Tags: #Intriga, Histórico

—Bien, ¡puedes decirles que me limito a husmear en busca de manchas de sangre! —dije con brusquedad.

De todas formas, empecé a mirar a mí alrededor con más agudeza. El Jano Medio contenía a pequeños grupos de hombres que probablemente parecían más sospechosos de lo que eran. Algunos tenían un matiz extranjero. La mayoría parecían bandas de delincuentes con los que tu madre te habría advertido que no jugaras. Había una pareja que estaba flanqueada por esclavos grandes y feos que probablemente eran guardaespaldas. Todos ellos podrían haber encontrado otros sitios más agradables para discutir las noticias… lugares donde te podías bañar, leer, hacer ejercicio, darte un masaje o comer pastelitos fritos al mismo tiempo que chismorreabas. Reuniéndose en este callejón sin salida, se apartaban de forma consciente en camarilla privada.

Tenía la inconfundible sensación de que había muchos que nos miraban. Me daba la sensación de que sabían por qué estaba allí.

Te pones así, Falco, siempre que tienes un caso entre manos.

—Yo sólo quiero saber qué pasa —insistió Anacrites—. Buscaba a Lucrio, pero se ha escondido.
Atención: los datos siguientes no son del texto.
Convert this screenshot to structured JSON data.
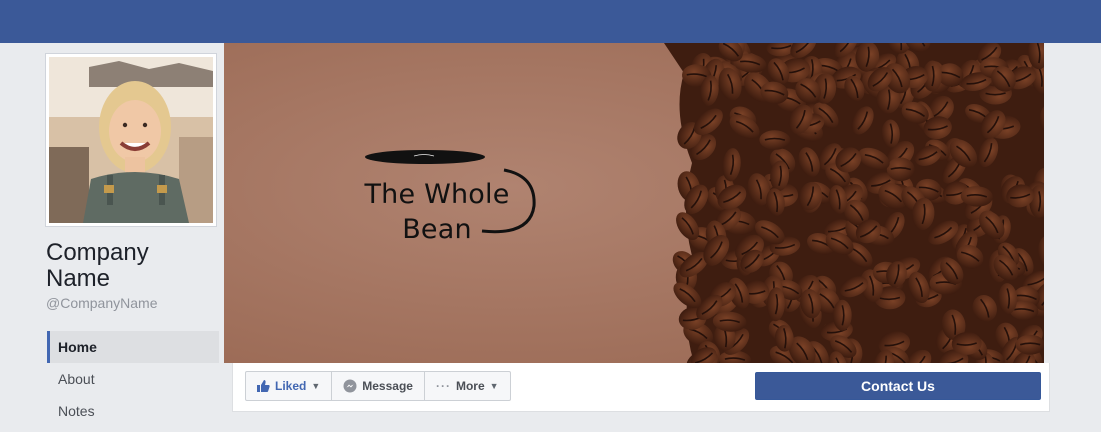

Aunque lo acorrale, se limitará a fingir que todo va bien. Tengo una gran suma en depósito, Falco. ¿Debo moverla?

—Yo no tengo ninguna información de que tu banco tenga problemas, Anacrites.
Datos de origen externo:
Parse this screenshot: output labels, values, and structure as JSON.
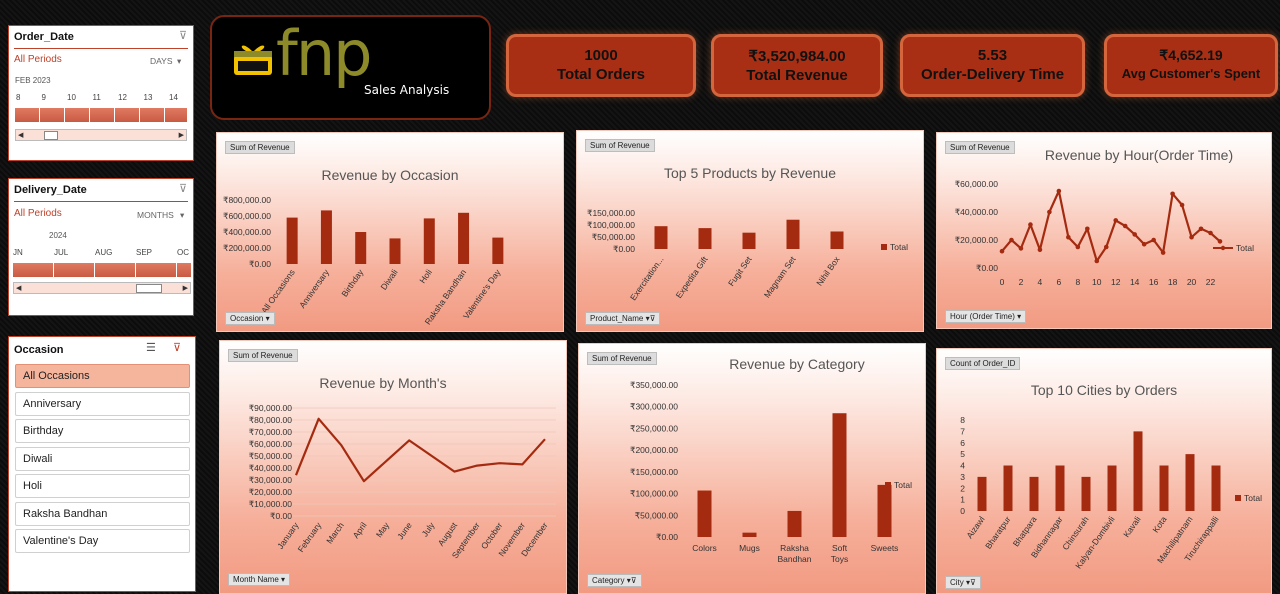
{
  "slicers": {
    "order_date": {
      "title": "Order_Date",
      "period": "All Periods",
      "granularity": "DAYS",
      "year_label": "FEB 2023",
      "ticks": [
        "8",
        "9",
        "10",
        "11",
        "12",
        "13",
        "14"
      ]
    },
    "delivery_date": {
      "title": "Delivery_Date",
      "period": "All Periods",
      "granularity": "MONTHS",
      "year_label": "2024",
      "ticks": [
        "JN",
        "JUL",
        "AUG",
        "SEP",
        "OC"
      ]
    },
    "occasion": {
      "title": "Occasion",
      "items": [
        "All Occasions",
        "Anniversary",
        "Birthday",
        "Diwali",
        "Holi",
        "Raksha Bandhan",
        "Valentine's Day"
      ],
      "selected": "All Occasions"
    }
  },
  "logo": {
    "brand": "fnp",
    "subtitle": "Sales Analysis"
  },
  "kpis": [
    {
      "value": "1000",
      "label": "Total Orders"
    },
    {
      "value": "₹3,520,984.00",
      "label": "Total Revenue"
    },
    {
      "value": "5.53",
      "label": "Order-Delivery Time"
    },
    {
      "value": "₹4,652.19",
      "label": "Avg Customer's Spent"
    }
  ],
  "colors": {
    "accent": "#a82f14",
    "bar": "#a42b10",
    "card_bottom": "#f29a82",
    "kpi_border": "#d4653c"
  },
  "charts": [
    {
      "tag": "Sum of Revenue",
      "field": "Occasion"
    },
    {
      "tag": "Sum of Revenue",
      "field": "Product_Name"
    },
    {
      "tag": "Sum of Revenue",
      "field": "Hour (Order Time)"
    },
    {
      "tag": "Sum of Revenue",
      "field": "Month Name"
    },
    {
      "tag": "Sum of Revenue",
      "field": "Category"
    },
    {
      "tag": "Count of Order_ID",
      "field": "City"
    }
  ],
  "chart_data": [
    {
      "type": "bar",
      "title": "Revenue by Occasion",
      "categories": [
        "All Occasions",
        "Anniversary",
        "Birthday",
        "Diwali",
        "Holi",
        "Raksha Bandhan",
        "Valentine's Day"
      ],
      "values": [
        580000,
        670000,
        400000,
        320000,
        570000,
        640000,
        330000
      ],
      "yticks": [
        "₹0.00",
        "₹200,000.00",
        "₹400,000.00",
        "₹600,000.00",
        "₹800,000.00"
      ],
      "ylim": [
        0,
        800000
      ]
    },
    {
      "type": "bar",
      "title": "Top 5 Products by Revenue",
      "categories": [
        "Exercitation...",
        "Expedita Gift",
        "Fugit Set",
        "Magnam Set",
        "Nihil Box"
      ],
      "values": [
        95000,
        87000,
        68000,
        122000,
        73000
      ],
      "yticks": [
        "₹0.00",
        "₹50,000.00",
        "₹100,000.00",
        "₹150,000.00"
      ],
      "ylim": [
        0,
        150000
      ],
      "legend": "Total"
    },
    {
      "type": "line",
      "title": "Revenue by Hour(Order Time)",
      "x": [
        0,
        1,
        2,
        3,
        4,
        5,
        6,
        7,
        8,
        9,
        10,
        11,
        12,
        13,
        14,
        15,
        16,
        17,
        18,
        19,
        20,
        21,
        22,
        23
      ],
      "values": [
        12000,
        20000,
        14000,
        31000,
        13000,
        40000,
        55000,
        22000,
        15000,
        28000,
        5000,
        15000,
        34000,
        30000,
        24000,
        17000,
        20000,
        11000,
        53000,
        45000,
        22000,
        28000,
        25000,
        19000
      ],
      "xticks": [
        "0",
        "2",
        "4",
        "6",
        "8",
        "10",
        "12",
        "14",
        "16",
        "18",
        "20",
        "22"
      ],
      "yticks": [
        "₹0.00",
        "₹20,000.00",
        "₹40,000.00",
        "₹60,000.00"
      ],
      "ylim": [
        0,
        60000
      ],
      "legend": "Total"
    },
    {
      "type": "line",
      "title": "Revenue by Month's",
      "categories": [
        "January",
        "February",
        "March",
        "April",
        "May",
        "June",
        "July",
        "August",
        "September",
        "October",
        "November",
        "December"
      ],
      "values": [
        34000,
        81000,
        59000,
        29000,
        46000,
        63000,
        50000,
        37000,
        42000,
        44000,
        43000,
        64000
      ],
      "yticks": [
        "₹0.00",
        "₹10,000.00",
        "₹20,000.00",
        "₹30,000.00",
        "₹40,000.00",
        "₹50,000.00",
        "₹60,000.00",
        "₹70,000.00",
        "₹80,000.00",
        "₹90,000.00"
      ],
      "ylim": [
        0,
        90000
      ]
    },
    {
      "type": "bar",
      "title": "Revenue by Category",
      "categories": [
        "Colors",
        "Mugs",
        "Raksha Bandhan",
        "Soft Toys",
        "Sweets"
      ],
      "values": [
        107000,
        10000,
        60000,
        285000,
        120000
      ],
      "yticks": [
        "₹0.00",
        "₹50,000.00",
        "₹100,000.00",
        "₹150,000.00",
        "₹200,000.00",
        "₹250,000.00",
        "₹300,000.00",
        "₹350,000.00"
      ],
      "ylim": [
        0,
        350000
      ],
      "legend": "Total"
    },
    {
      "type": "bar",
      "title": "Top 10 Cities by Orders",
      "categories": [
        "Aizawl",
        "Bharatpur",
        "Bhatpara",
        "Bidhannagar",
        "Chinsurah",
        "Kalyan-Dombivli",
        "Kavali",
        "Kota",
        "Machilipatnam",
        "Tiruchirappalli"
      ],
      "values": [
        3,
        4,
        3,
        4,
        3,
        4,
        7,
        4,
        5,
        4
      ],
      "yticks": [
        "0",
        "1",
        "2",
        "3",
        "4",
        "5",
        "6",
        "7",
        "8"
      ],
      "ylim": [
        0,
        8
      ],
      "legend": "Total"
    }
  ]
}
—¡Me estás diciendo que cambie mi dinero! —¿Por qué se molestaba en preguntar si no estaba dispuesto a escuchar? El hombre se dio una vez un tremendo golpe en la cabeza y, en lo que concernía a su dinero, cada vez estaba más histérico. Como yo nunca había dispuesto de mucho, el pánico financiero no me dominaba.

—Haz lo que creas que es mejor, Anacrites.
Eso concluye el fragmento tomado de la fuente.